今週紹介するのはそうした言挙げの本。瓜生卓造の『檜原村紀聞』。
秋川は静かに流れていく。瀬に早み・淵に淀み・潺湲(せんかん)たる水音が、山襞に木魂を返す。
と書き出される。難訓講釈でいい間のふりをしているつもりでいうわけではないが、〈潺湲〉という見慣れない漢語に、ずいぶん昔の本と思う人がいるかもしれない。だが初版はたった二十年前の昭和五十二年。頁を繰っていっても平易な、読み易い文章が続いて、むずかしい漢字が使われるのは出だしだけだ。
読み進むと、こんな引用がある。「私は今、多摩川支流南秋川の上流の数馬(かずま)村のひなびた宿の座敷に火鉢を擁して、秋川の潺湲たる音を耳にしながらすわっているところだ」。田部重治が大正九年に書いた『数馬の一夜』の出だしだという。
瓜生は戦争中の学生時代に、檜原のことを最初に書いた、当時の法政大学教授田部重治の文章で村を知ったことが縁で、後年この本を書くことになった。『紀聞』の出だしの文章は、だから先人への挨拶なわけだ。こういう気配りがまずある本だから、諸事行き届かないわけはない。
土地に対して行き届くというのはとにかく歩くこと、と言わんばかりに歩きまわる。瓜生には『日本山岳文学史』という著書もあり、歩くことにはまったく頓着しないように生まれついている、とも言っている。
檜原は大きな村だ。東京二十三区でいちばん大きな世田谷区の二倍の広さがある。東京のチベットと呼ばれたりするが、自然の恵みが全村にこぼれている。村の八割が秩父多摩国立公園に属す。瓜生が最初に檜原に足を向けたのは山に登るためだった。檜原には、南北二つの秋川が東西に流れる。街道には山がせまり、空が狭い。しかし、いったん山に登ると眺めはひらけ、多摩の尾根歩きが満喫できる。
だがこの山男は風光を愛でるだけではない。檜原を隈なく歩いて村人たちの生活をつぶさに見、古老に話を聞く。昔の生活は辛かった。畠仕事、山仕事、蚕を飼い、馬を曳く。炭を焼く。毎日食うことに追われていた。だがそう言う古老の笑顔は福々しい。

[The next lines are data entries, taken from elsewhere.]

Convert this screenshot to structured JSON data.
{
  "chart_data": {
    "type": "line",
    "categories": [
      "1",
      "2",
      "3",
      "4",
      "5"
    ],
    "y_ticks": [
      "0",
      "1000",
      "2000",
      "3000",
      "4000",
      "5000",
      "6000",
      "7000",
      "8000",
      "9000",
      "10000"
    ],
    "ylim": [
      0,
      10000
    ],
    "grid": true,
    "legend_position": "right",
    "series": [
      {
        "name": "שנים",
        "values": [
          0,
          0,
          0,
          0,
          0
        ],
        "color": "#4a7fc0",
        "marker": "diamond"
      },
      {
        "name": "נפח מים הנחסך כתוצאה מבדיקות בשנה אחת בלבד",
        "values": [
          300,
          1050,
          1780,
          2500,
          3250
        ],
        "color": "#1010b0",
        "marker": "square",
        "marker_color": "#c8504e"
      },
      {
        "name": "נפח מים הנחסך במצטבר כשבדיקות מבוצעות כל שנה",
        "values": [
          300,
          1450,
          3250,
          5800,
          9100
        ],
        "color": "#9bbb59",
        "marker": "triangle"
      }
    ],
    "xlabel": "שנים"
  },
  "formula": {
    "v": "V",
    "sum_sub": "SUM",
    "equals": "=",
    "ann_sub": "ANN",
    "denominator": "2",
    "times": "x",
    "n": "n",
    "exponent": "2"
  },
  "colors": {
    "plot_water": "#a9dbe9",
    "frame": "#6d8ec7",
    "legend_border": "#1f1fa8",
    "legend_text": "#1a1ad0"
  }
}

檜原にくると、しばしば元気な老人に出会う。七十ぐらいかと思うと、八十をすぎている。
そういえば、柳田国男も人里(ヘンボリ)に健在だった百二歳の翁の話を聞きにいった。夕方、柳田はがっかりして宿に戻ってきた。人里の翁は何を聞いても、忘れたの一点張りだったそうだ。
檜原の人はぶっきら棒で愛想がない。口先のお世辞など論外だ。村の商店は村の人でなく、たいていよそ者が経営している。瓜生は、もどかしそうにそう書いているが、じつは共鳴しているのだ。その共鳴音が、文章の端々に〈潺湲〉とひびいている。
ある土地に入れこむというのはどういうことなのだろう。人が土地を選ぶのか、土地が人を選ぶのか。読後には、一作家と檜原村の晴朗な関係がくっきり浮かんで、うらやましい。